The group of experts found it could not confirm the sources of six other attacks under its purview because results on the origin of the chemicals was inconclusive, it said in the report.

They found that an attack in Talmenes on April 21, 2014, and in Sarmin on March 15, 2015, were carried out by the Syrian Air Force.

But in an attack in Marea on Aug. 21, 2015, “the Panel concluded that there is sufficient information to conclude that the Islamic State in Iraq and the Levant (ISIL) was the only entity with the ability, capability, motive and the means to use sulfur mustard in this attack which released toxic substances,” Gamba said.
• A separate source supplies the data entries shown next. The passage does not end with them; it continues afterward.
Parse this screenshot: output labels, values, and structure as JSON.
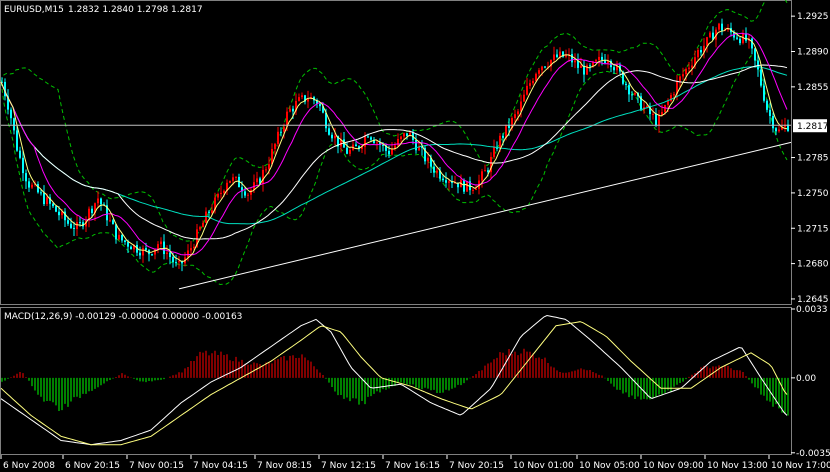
{
  "main_header": {
    "symbol": "EURUSD,M15",
    "ohlc": "1.2832 1.2840 1.2798 1.2817"
  },
  "indicator_header": {
    "label": "MACD(12,26,9) -0.00129 -0.00004 0.00000 -0.00163"
  },
  "current_price_box": "1.2817",
  "colors": {
    "background": "#000000",
    "bull_candle": "#ff0000",
    "bear_candle": "#00ffff",
    "bollinger": "#00c000",
    "ma_fast": "#ff00ff",
    "ma_mid": "#ffff80",
    "ma_slow": "#00e0c0",
    "ma_long": "#ffffff",
    "macd_pos": "#ff0000",
    "macd_neg": "#00ff00",
    "macd_line": "#ffffff",
    "signal_line": "#ffff80"
  },
  "chart_data": [
    {
      "type": "candlestick",
      "title": "EURUSD,M15",
      "ylim": [
        1.264,
        1.294
      ],
      "y_ticks": [
        "1.2925",
        "1.2890",
        "1.2855",
        "1.2817",
        "1.2785",
        "1.2750",
        "1.2715",
        "1.2680",
        "1.2645"
      ],
      "x_ticks": [
        "6 Nov 2008",
        "6 Nov 20:15",
        "7 Nov 00:15",
        "7 Nov 04:15",
        "7 Nov 08:15",
        "7 Nov 12:15",
        "7 Nov 16:15",
        "7 Nov 20:15",
        "10 Nov 01:00",
        "10 Nov 05:00",
        "10 Nov 09:00",
        "10 Nov 13:00",
        "10 Nov 17:00"
      ],
      "close_path": [
        [
          0,
          1.286
        ],
        [
          8,
          1.283
        ],
        [
          16,
          1.279
        ],
        [
          26,
          1.276
        ],
        [
          36,
          1.275
        ],
        [
          46,
          1.274
        ],
        [
          56,
          1.273
        ],
        [
          66,
          1.272
        ],
        [
          76,
          1.2715
        ],
        [
          86,
          1.273
        ],
        [
          96,
          1.2745
        ],
        [
          106,
          1.2725
        ],
        [
          116,
          1.2705
        ],
        [
          126,
          1.27
        ],
        [
          136,
          1.2695
        ],
        [
          146,
          1.269
        ],
        [
          156,
          1.27
        ],
        [
          166,
          1.269
        ],
        [
          176,
          1.2675
        ],
        [
          186,
          1.269
        ],
        [
          196,
          1.271
        ],
        [
          206,
          1.273
        ],
        [
          216,
          1.2745
        ],
        [
          226,
          1.2765
        ],
        [
          236,
          1.276
        ],
        [
          246,
          1.275
        ],
        [
          256,
          1.276
        ],
        [
          266,
          1.278
        ],
        [
          276,
          1.2805
        ],
        [
          286,
          1.283
        ],
        [
          296,
          1.284
        ],
        [
          306,
          1.2845
        ],
        [
          316,
          1.284
        ],
        [
          326,
          1.2815
        ],
        [
          336,
          1.28
        ],
        [
          346,
          1.279
        ],
        [
          356,
          1.2795
        ],
        [
          366,
          1.281
        ],
        [
          376,
          1.28
        ],
        [
          386,
          1.279
        ],
        [
          396,
          1.28
        ],
        [
          406,
          1.281
        ],
        [
          416,
          1.2795
        ],
        [
          426,
          1.278
        ],
        [
          436,
          1.277
        ],
        [
          446,
          1.2765
        ],
        [
          456,
          1.276
        ],
        [
          466,
          1.2755
        ],
        [
          476,
          1.276
        ],
        [
          486,
          1.2775
        ],
        [
          496,
          1.28
        ],
        [
          506,
          1.2815
        ],
        [
          516,
          1.283
        ],
        [
          526,
          1.2855
        ],
        [
          536,
          1.2875
        ],
        [
          546,
          1.288
        ],
        [
          556,
          1.2885
        ],
        [
          566,
          1.2885
        ],
        [
          576,
          1.2875
        ],
        [
          586,
          1.287
        ],
        [
          596,
          1.288
        ],
        [
          606,
          1.2885
        ],
        [
          616,
          1.287
        ],
        [
          626,
          1.2855
        ],
        [
          636,
          1.284
        ],
        [
          646,
          1.283
        ],
        [
          656,
          1.282
        ],
        [
          666,
          1.284
        ],
        [
          676,
          1.286
        ],
        [
          686,
          1.2875
        ],
        [
          696,
          1.289
        ],
        [
          706,
          1.29
        ],
        [
          716,
          1.2915
        ],
        [
          726,
          1.291
        ],
        [
          736,
          1.2905
        ],
        [
          746,
          1.29
        ],
        [
          756,
          1.287
        ],
        [
          766,
          1.283
        ],
        [
          776,
          1.281
        ],
        [
          784,
          1.2817
        ]
      ],
      "trendline": [
        [
          178,
          1.2655
        ],
        [
          790,
          1.28
        ]
      ],
      "current_price": 1.2817
    },
    {
      "type": "histogram",
      "title": "MACD(12,26,9)",
      "ylim": [
        -0.0036,
        0.0033
      ],
      "y_ticks": [
        "0.0033",
        "0.00",
        "-0.00359"
      ],
      "histogram": [
        [
          0,
          -0.0002
        ],
        [
          20,
          0.0003
        ],
        [
          40,
          -0.001
        ],
        [
          60,
          -0.0015
        ],
        [
          80,
          -0.0008
        ],
        [
          100,
          -0.0003
        ],
        [
          120,
          0.0002
        ],
        [
          140,
          -0.0002
        ],
        [
          160,
          -0.0001
        ],
        [
          180,
          0.0003
        ],
        [
          200,
          0.0012
        ],
        [
          220,
          0.0011
        ],
        [
          240,
          0.0008
        ],
        [
          260,
          0.0006
        ],
        [
          280,
          0.0009
        ],
        [
          300,
          0.0011
        ],
        [
          320,
          0.0002
        ],
        [
          340,
          -0.001
        ],
        [
          360,
          -0.0012
        ],
        [
          380,
          -0.0006
        ],
        [
          400,
          -0.0002
        ],
        [
          420,
          -0.0005
        ],
        [
          440,
          -0.0007
        ],
        [
          460,
          -0.0003
        ],
        [
          480,
          0.0004
        ],
        [
          500,
          0.0012
        ],
        [
          520,
          0.0013
        ],
        [
          540,
          0.001
        ],
        [
          560,
          0.0002
        ],
        [
          580,
          0.0005
        ],
        [
          600,
          0.0001
        ],
        [
          620,
          -0.0007
        ],
        [
          640,
          -0.001
        ],
        [
          660,
          -0.0009
        ],
        [
          680,
          -0.0002
        ],
        [
          700,
          0.0005
        ],
        [
          720,
          0.0006
        ],
        [
          740,
          0.0003
        ],
        [
          760,
          -0.0008
        ],
        [
          780,
          -0.0016
        ]
      ],
      "macd": [
        [
          0,
          -0.001
        ],
        [
          30,
          -0.002
        ],
        [
          60,
          -0.003
        ],
        [
          90,
          -0.0032
        ],
        [
          120,
          -0.003
        ],
        [
          150,
          -0.0025
        ],
        [
          180,
          -0.0012
        ],
        [
          210,
          -0.0002
        ],
        [
          240,
          0.0005
        ],
        [
          270,
          0.0015
        ],
        [
          300,
          0.0025
        ],
        [
          315,
          0.0028
        ],
        [
          330,
          0.0022
        ],
        [
          350,
          0.0005
        ],
        [
          370,
          -0.0005
        ],
        [
          400,
          -0.0003
        ],
        [
          430,
          -0.0012
        ],
        [
          460,
          -0.0018
        ],
        [
          490,
          -0.0005
        ],
        [
          520,
          0.002
        ],
        [
          545,
          0.003
        ],
        [
          565,
          0.0028
        ],
        [
          590,
          0.0018
        ],
        [
          620,
          0.0005
        ],
        [
          650,
          -0.001
        ],
        [
          680,
          -0.0005
        ],
        [
          710,
          0.0008
        ],
        [
          740,
          0.0015
        ],
        [
          760,
          0.0
        ],
        [
          785,
          -0.0018
        ]
      ],
      "signal": [
        [
          0,
          -0.0005
        ],
        [
          30,
          -0.0018
        ],
        [
          60,
          -0.0028
        ],
        [
          90,
          -0.0032
        ],
        [
          120,
          -0.0032
        ],
        [
          150,
          -0.0028
        ],
        [
          180,
          -0.0018
        ],
        [
          210,
          -0.0008
        ],
        [
          240,
          0.0
        ],
        [
          270,
          0.0008
        ],
        [
          300,
          0.0018
        ],
        [
          320,
          0.0025
        ],
        [
          340,
          0.0022
        ],
        [
          360,
          0.001
        ],
        [
          380,
          0.0
        ],
        [
          410,
          -0.0004
        ],
        [
          440,
          -0.001
        ],
        [
          470,
          -0.0015
        ],
        [
          500,
          -0.0008
        ],
        [
          530,
          0.001
        ],
        [
          555,
          0.0025
        ],
        [
          580,
          0.0027
        ],
        [
          605,
          0.002
        ],
        [
          630,
          0.0008
        ],
        [
          660,
          -0.0005
        ],
        [
          690,
          -0.0005
        ],
        [
          720,
          0.0005
        ],
        [
          750,
          0.0012
        ],
        [
          770,
          0.0006
        ],
        [
          785,
          -0.0008
        ]
      ]
    }
  ]
}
“It’s a landmark report,” Power said. “It is the first official, independent confirmation of what many of us have alleged for a long time, many of us have presented substantial evidence of for a long time, and that is a pattern of chemical weapons use by the Syrian regime. . . . It is extremely important that the Council move swiftly to ensure that anybody who would perpetrate this crime, anybody who would erode decades — nearly a century of progress — in building an international norm, would pay a price.”

But Ja’afari said “The conclusions reached by the JIM report cannot be considered corroborating truths,” speaking outside the Security Council chamber and calling for more research into the attacks. “We need to know, genuinely speaking, the truth, without any politicization, without any manipulation of these incidents for political purposes.”